Mehmet GÖKTAŞ
Çok da lezzetli oluyor bu zıkkım!
Gıybetten söz ediyorduk öyle değil mi? Farkındaysanız çoğu insan için gıyabında başkalarını çekiştirmenin dayanılmaz bir cazibesi vardır. Baharatı filan tam tekmil kebap gibi zıkkım, insan hiç dayanamıyor.
Öyle ya, beleşten konumunuzu yükseltiyorsunuz. Çalışmadan, yorulmadan, kazanmadan bir gurup içinde başkalarını kötülemek, onların konumlarını düşürmek suretiyle siz iyi biri oluyorsunuz. Aleyhlerinde konuşmak suretiyle o an için de olsa birilerini küçültüyorsunuz, itibarsızlaştırıyorsunuz, böylece kendiniz de büyümüş oluyorsunuz. Elbette bu işin kendine göre bir lezzeti olmuş oluyor.
Gıybet demek insanları tırpanlamak demek, biçmek demek, kesip budamak demektir. Niçin yaparız bunu? Onların seviyesine çıkamadığımıza göre yapılacak tek şey onların boyunu kısaltmaktır.
Şöyle bir gözünüzün önüne getirin; siz bir hocasınız ve bulunduğunuz bir mecliste orada olmayan bir hocanın kötü yönleri ortaya seriliyor. Bunu illa ki sizin yapmanız gerekmez, orada bulunan birileri yapsın yeterlidir, hatta daha da etkili olur. Öyle ya, insanın bizzat kendisinin başkasını kötülemesi ve kendisini övmesi hemen sırıtır, bu işi orada bulunanlardan başka birisi yaparsa tadından yenmez olur.
İnsan buna niçin ihtiyaç duyar? Ne yapsın zavallı, onların seviyesine başka bir şekilde ulaşma imkânı olmadığına göre yapabileceği tek şey bu oluyor.
Fakat nihayetinde gıybetin kötü bir şey olduğunu bildiğimiz için bazen akıllık (!) ederek kendimiz değil de bu işi başkalarına yaptırırız, onları dinleriz. Aynı şey değil mi? Hatta daha da lezzetli değil mi?
Gıybetin en lezzetlisi, sizin rakiplerinizin gıybeti, sizinle benzer konumda olanların, sizinle aynı sınıfta olanların, sizin meslektaşlarınızın, kısacası aynı pazara hitap ettiklerinizin gıybetidir.
Bu anlamda size muhatap olmayan ve kapsam alanınız dışında kalanların gıybeti ötekiler gibi fazla cazip ve lezzetli değildir.

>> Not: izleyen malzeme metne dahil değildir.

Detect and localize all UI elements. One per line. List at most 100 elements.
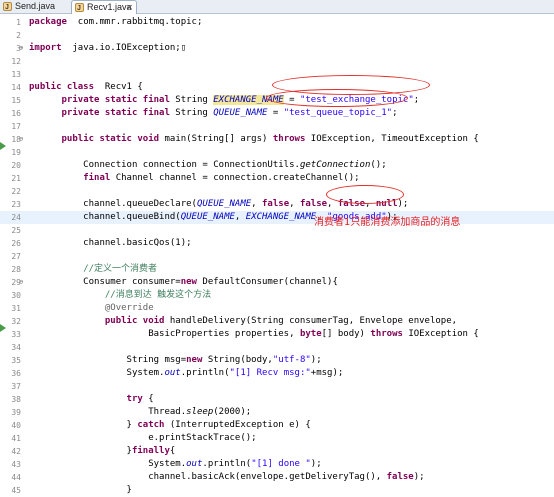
code-text: //定义一个消费者: [83, 264, 158, 274]
line-number: 40: [11, 421, 21, 430]
line-number: 34: [11, 343, 21, 352]
code-line[interactable]: 28 //定义一个消费者: [0, 263, 554, 276]
line-number: 36: [11, 369, 21, 378]
code-line[interactable]: 42 }finally{: [0, 445, 554, 458]
code-text: @Override: [104, 303, 154, 313]
line-number: 19: [11, 148, 21, 157]
code-text: public class Recv1 {: [29, 82, 143, 92]
code-text: try {: [126, 394, 154, 404]
code-line[interactable]: 17: [0, 120, 554, 133]
code-line[interactable]: 30 //消息到达 触发这个方法: [0, 289, 554, 302]
code-line[interactable]: 32 public void handleDelivery(String con…: [0, 315, 554, 332]
code-line[interactable]: 38 try {: [0, 393, 554, 406]
code-line[interactable]: 40 } catch (InterruptedException e) {: [0, 419, 554, 432]
collapse-fold-icon[interactable]: ⊖: [19, 279, 23, 286]
line-number: 22: [11, 187, 21, 196]
code-line[interactable]: 19: [0, 146, 554, 159]
code-line[interactable]: 22: [0, 185, 554, 198]
code-line[interactable]: 37: [0, 380, 554, 393]
code-text: }: [29, 485, 132, 495]
line-number: 35: [11, 356, 21, 365]
line-number: 45: [11, 486, 21, 495]
code-line[interactable]: 27: [0, 250, 554, 263]
line-number: 1: [16, 18, 21, 27]
code-text: Consumer consumer=new DefaultConsumer(ch…: [29, 277, 338, 287]
code-line[interactable]: 24 channel.queueBind(QUEUE_NAME, EXCHANG…: [0, 211, 554, 224]
code-text: channel.basicQos(1);: [29, 238, 192, 248]
annotation-circle-routing-key: [326, 185, 404, 204]
code-line[interactable]: 2: [0, 29, 554, 42]
editor-tab-bar: Send.java Recv1.java ✕: [0, 0, 554, 15]
line-number: 21: [11, 174, 21, 183]
code-text: e.printStackTrace();: [29, 433, 257, 443]
line-number: 13: [11, 70, 21, 79]
line-number: 17: [11, 122, 21, 131]
line-number: 28: [11, 265, 21, 274]
code-line[interactable]: 3 ⊕ import java.io.IOException;▯: [0, 42, 554, 55]
code-text: } catch (InterruptedException e) {: [29, 420, 311, 430]
line-number: 23: [11, 200, 21, 209]
code-line[interactable]: 23 channel.queueDeclare(QUEUE_NAME, fals…: [0, 198, 554, 211]
line-number: 29: [11, 278, 21, 287]
line-number: 30: [11, 291, 21, 300]
tab-send-java[interactable]: Send.java: [0, 0, 60, 14]
line-number: 24: [11, 213, 21, 222]
line-number: 2: [16, 31, 21, 40]
code-text: BasicProperties properties, byte[] body)…: [29, 329, 479, 339]
code-line[interactable]: 41 e.printStackTrace();: [0, 432, 554, 445]
code-line[interactable]: 39 Thread.sleep(2000);: [0, 406, 554, 419]
annotation-note: 消费者1只能消费添加商品的消息: [314, 217, 461, 228]
code-line[interactable]: 31 @Override: [0, 302, 554, 315]
java-file-icon: [75, 2, 84, 15]
code-text: String msg=new String(body,"utf-8");: [29, 355, 322, 365]
code-text: import java.io.IOException;▯: [29, 43, 187, 53]
line-number: 15: [11, 96, 21, 105]
code-text: package com.mmr.rabbitmq.topic;: [29, 17, 203, 27]
code-text: System.out.println("[1] Recv msg:"+msg);: [29, 368, 344, 378]
line-number: 12: [11, 57, 21, 66]
code-line[interactable]: 29 ⊖ Consumer consumer=new DefaultConsume…: [0, 276, 554, 289]
code-line[interactable]: 36 System.out.println("[1] Recv msg:"+ms…: [0, 367, 554, 380]
code-line[interactable]: 16 private static final String QUEUE_NAM…: [0, 107, 554, 120]
code-line[interactable]: 44 channel.basicAck(envelope.getDelivery…: [0, 471, 554, 484]
line-number: 25: [11, 226, 21, 235]
tab-recv1-java[interactable]: Recv1.java ✕: [71, 0, 137, 15]
code-line[interactable]: 26 channel.basicQos(1);: [0, 237, 554, 250]
code-line[interactable]: 13: [0, 68, 554, 81]
line-number: 27: [11, 252, 21, 261]
code-text: public static void main(String[] args) t…: [61, 134, 479, 144]
line-number: 38: [11, 395, 21, 404]
tab-label: Send.java: [15, 1, 56, 11]
code-line[interactable]: 33 BasicProperties properties, byte[] bo…: [0, 328, 554, 341]
collapse-fold-icon[interactable]: ⊖: [19, 136, 23, 143]
java-file-icon: [3, 1, 12, 14]
code-line[interactable]: 18 ⊖ public static void main(String[] arg…: [0, 133, 554, 150]
line-number: 39: [11, 408, 21, 417]
code-text: private static final String QUEUE_NAME =…: [61, 108, 398, 118]
code-text: //消息到达 触发这个方法: [104, 290, 212, 300]
line-number: 3: [16, 44, 21, 53]
line-number: 31: [11, 304, 21, 313]
line-number: 14: [11, 83, 21, 92]
code-line[interactable]: 1 package com.mmr.rabbitmq.topic;: [0, 16, 554, 29]
close-icon[interactable]: ✕: [126, 1, 133, 14]
line-number: 16: [11, 109, 21, 118]
override-marker-icon: [0, 317, 6, 332]
line-number: 41: [11, 434, 21, 443]
code-line[interactable]: 25: [0, 224, 554, 237]
expand-fold-icon[interactable]: ⊕: [19, 45, 23, 52]
line-number: 33: [11, 330, 21, 339]
line-number: 20: [11, 161, 21, 170]
code-line[interactable]: 35 String msg=new String(body,"utf-8");: [0, 354, 554, 367]
code-line[interactable]: 34: [0, 341, 554, 354]
code-text: public void handleDelivery(String consum…: [104, 316, 458, 326]
annotation-circle-queue: [266, 89, 408, 107]
line-number: 37: [11, 382, 21, 391]
code-text: }finally{: [29, 446, 176, 456]
code-line[interactable]: 20 Connection connection = ConnectionUti…: [0, 159, 554, 172]
line-number: 26: [11, 239, 21, 248]
code-line[interactable]: 12: [0, 55, 554, 68]
code-line[interactable]: 45 }: [0, 484, 554, 497]
code-line[interactable]: 21 final Channel channel = connection.cr…: [0, 172, 554, 185]
override-marker-icon: [0, 135, 6, 150]
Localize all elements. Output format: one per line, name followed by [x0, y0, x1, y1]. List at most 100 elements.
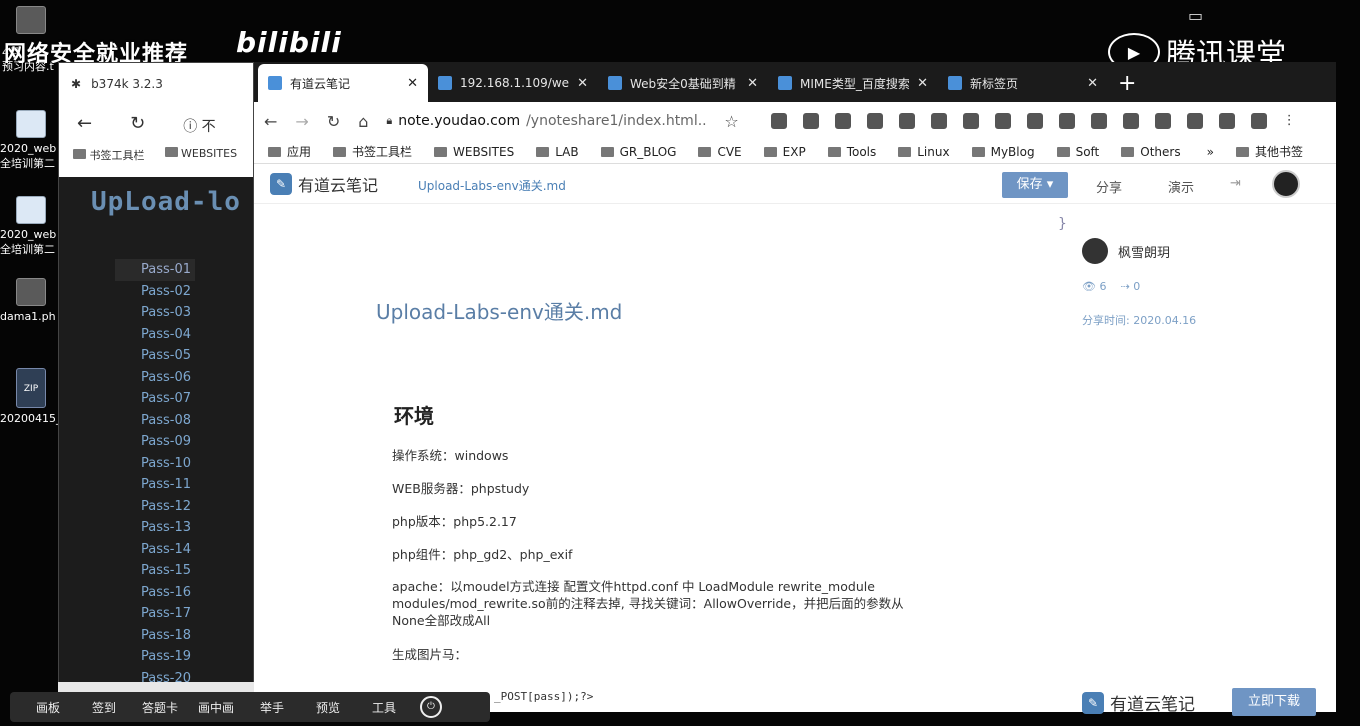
folder-icon [827, 146, 841, 157]
share-button[interactable]: 分享 [1096, 177, 1122, 196]
browser-tab[interactable]: 192.168.1.109/wel ✕ [428, 64, 598, 102]
paragraph: php版本：php5.2.17 [392, 514, 517, 529]
close-icon[interactable]: ✕ [747, 76, 758, 91]
reload-icon[interactable]: ↻ [327, 112, 340, 131]
desktop-screen: 4月 网络安全就业推荐 预习内容.t bilibili 2020_web 全培训… [0, 0, 1360, 726]
extension-icon[interactable] [1186, 113, 1203, 129]
other-bookmarks[interactable]: 其他书签 [1235, 143, 1303, 160]
pass-link[interactable]: Pass-08 [115, 410, 195, 432]
zip-icon: ZIP [16, 368, 46, 408]
control-button[interactable]: 工具 [356, 699, 412, 716]
bookmark-item[interactable]: Others [1121, 145, 1181, 159]
browser-tab[interactable]: 有道云笔记 ✕ [258, 64, 428, 102]
bookmark-item[interactable]: GR_BLOG [600, 145, 676, 159]
bookmark-item[interactable]: Linux [898, 145, 950, 159]
bookmark-item[interactable]: 应用 [268, 143, 311, 160]
desktop-icon-zip[interactable]: ZIP 20200415_ [0, 368, 60, 425]
info-icon[interactable]: ⓘ 不 [183, 116, 215, 136]
home-icon[interactable]: ⌂ [358, 112, 368, 131]
bookmark-websites[interactable]: WEBSITES [164, 147, 237, 163]
close-icon[interactable]: ✕ [577, 76, 588, 91]
back-icon[interactable]: ← [77, 113, 92, 136]
power-icon[interactable]: ⏻ [420, 696, 442, 718]
extension-icon[interactable] [962, 113, 979, 129]
pass-link[interactable]: Pass-14 [115, 539, 195, 561]
extension-icon[interactable] [1058, 113, 1075, 129]
bookmarks-overflow-button[interactable]: » [1207, 145, 1214, 159]
extension-icon[interactable] [1026, 113, 1043, 129]
collapse-icon[interactable]: } [1058, 216, 1067, 232]
control-button[interactable]: 画板 [20, 699, 76, 716]
extension-icon[interactable] [770, 113, 787, 129]
close-icon[interactable]: ✕ [917, 76, 928, 91]
bookmark-item[interactable]: CVE [698, 145, 742, 159]
pass-link[interactable]: Pass-16 [115, 582, 195, 604]
pass-link[interactable]: Pass-12 [115, 496, 195, 518]
desktop-icon-text[interactable] [0, 6, 60, 38]
desktop-icon-dama[interactable]: dama1.ph [0, 278, 60, 323]
extension-icon[interactable] [994, 113, 1011, 129]
bookmark-item[interactable]: MyBlog [971, 145, 1035, 159]
pass-link[interactable]: Pass-11 [115, 474, 195, 496]
control-button[interactable]: 预览 [300, 699, 356, 716]
bookmark-item[interactable]: EXP [763, 145, 806, 159]
control-button[interactable]: 举手 [244, 699, 300, 716]
extension-icon[interactable] [1090, 113, 1107, 129]
present-button[interactable]: 演示 [1168, 177, 1194, 196]
bookmark-item[interactable]: 书签工具栏 [333, 143, 412, 160]
restore-icon[interactable]: ▭ [1188, 6, 1203, 25]
control-button[interactable]: 答题卡 [132, 699, 188, 716]
back-icon[interactable]: ← [264, 112, 277, 131]
pass-link[interactable]: Pass-04 [115, 324, 195, 346]
extension-icon[interactable] [1154, 113, 1171, 129]
bookmark-item[interactable]: Tools [827, 145, 876, 159]
close-icon[interactable]: ✕ [1087, 76, 1098, 91]
avatar[interactable] [1272, 170, 1300, 198]
pass-link[interactable]: Pass-05 [115, 345, 195, 367]
control-button[interactable]: 签到 [76, 699, 132, 716]
youdao-logo[interactable]: ✎ 有道云笔记 [270, 172, 378, 196]
star-icon[interactable]: ☆ [724, 112, 738, 131]
desktop-icon-web2[interactable]: 2020_web 全培训第二 [0, 196, 60, 257]
pass-link[interactable]: Pass-13 [115, 517, 195, 539]
pass-link[interactable]: Pass-09 [115, 431, 195, 453]
close-icon[interactable]: ✕ [407, 76, 418, 91]
menu-icon[interactable]: ⋮ [1283, 113, 1296, 129]
pass-link[interactable]: Pass-18 [115, 625, 195, 647]
pass-link[interactable]: Pass-01 [115, 259, 195, 281]
pass-link[interactable]: Pass-17 [115, 603, 195, 625]
browser-tab[interactable]: Web安全0基础到精 ✕ [598, 64, 768, 102]
bookmark-toolbar[interactable]: 书签工具栏 [73, 147, 145, 163]
pass-link[interactable]: Pass-06 [115, 367, 195, 389]
browser-tab[interactable]: MIME类型_百度搜索 ✕ [768, 64, 938, 102]
reload-icon[interactable]: ↻ [130, 113, 145, 136]
logout-icon[interactable]: ⇥ [1230, 176, 1241, 191]
bookmark-item[interactable]: LAB [536, 145, 579, 159]
control-button[interactable]: 画中画 [188, 699, 244, 716]
pass-link[interactable]: Pass-19 [115, 646, 195, 668]
pass-link[interactable]: Pass-07 [115, 388, 195, 410]
extension-icon[interactable] [898, 113, 915, 129]
pass-link[interactable]: Pass-15 [115, 560, 195, 582]
download-button[interactable]: 立即下载 [1232, 688, 1316, 716]
extension-icon[interactable] [1218, 113, 1235, 129]
pass-link[interactable]: Pass-02 [115, 281, 195, 303]
pass-link[interactable]: Pass-03 [115, 302, 195, 324]
save-button[interactable]: 保存 ▾ [1002, 172, 1068, 198]
forward-icon[interactable]: → [295, 112, 308, 131]
extension-icon[interactable] [1122, 113, 1139, 129]
pass-link[interactable]: Pass-10 [115, 453, 195, 475]
extension-icon[interactable] [866, 113, 883, 129]
desktop-icon-web1[interactable]: 2020_web 全培训第二 [0, 110, 60, 171]
extension-icon[interactable] [802, 113, 819, 129]
bookmark-item[interactable]: Soft [1056, 145, 1099, 159]
new-tab-button[interactable]: + [1108, 71, 1146, 102]
b374k-tab[interactable]: ✱ b374k 3.2.3 [71, 77, 163, 91]
extension-icon[interactable] [930, 113, 947, 129]
horizontal-scrollbar[interactable] [58, 682, 254, 692]
extension-icon[interactable] [834, 113, 851, 129]
url-input[interactable]: 🔒︎ note.youdao.com/ynoteshare1/index.htm… [386, 113, 706, 129]
browser-tab[interactable]: 新标签页 ✕ [938, 64, 1108, 102]
extension-icon[interactable] [1250, 113, 1267, 129]
bookmark-item[interactable]: WEBSITES [434, 145, 514, 159]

Olaya bu şekilde yaklaşarak gıybeti bırakmanın imkansızlığını söylemek istemiyorum. Ama unutmayalım ki, bütün haramların kendine göre bir lezzeti ve cazibesi vardır. Her şey bir yana, dünya lezzetlerinin tamamı peşindir. Erdemli olmanın karşılığı peşin değildir. Bizi aldatan da budur. Rabbimiz birçok ayetinde buna dikkat çekiyor; “Dikkat edin, siz peşin olanı seviyor, ahireti erteliyorsunuz” gibi.
Evet, gıybeti lezzetli bir kebaba benzettik, amma unutmayalım o kebap ölü etinden yapılmış bir kebaptır, hem de ölmüş kardeşinizin etinden!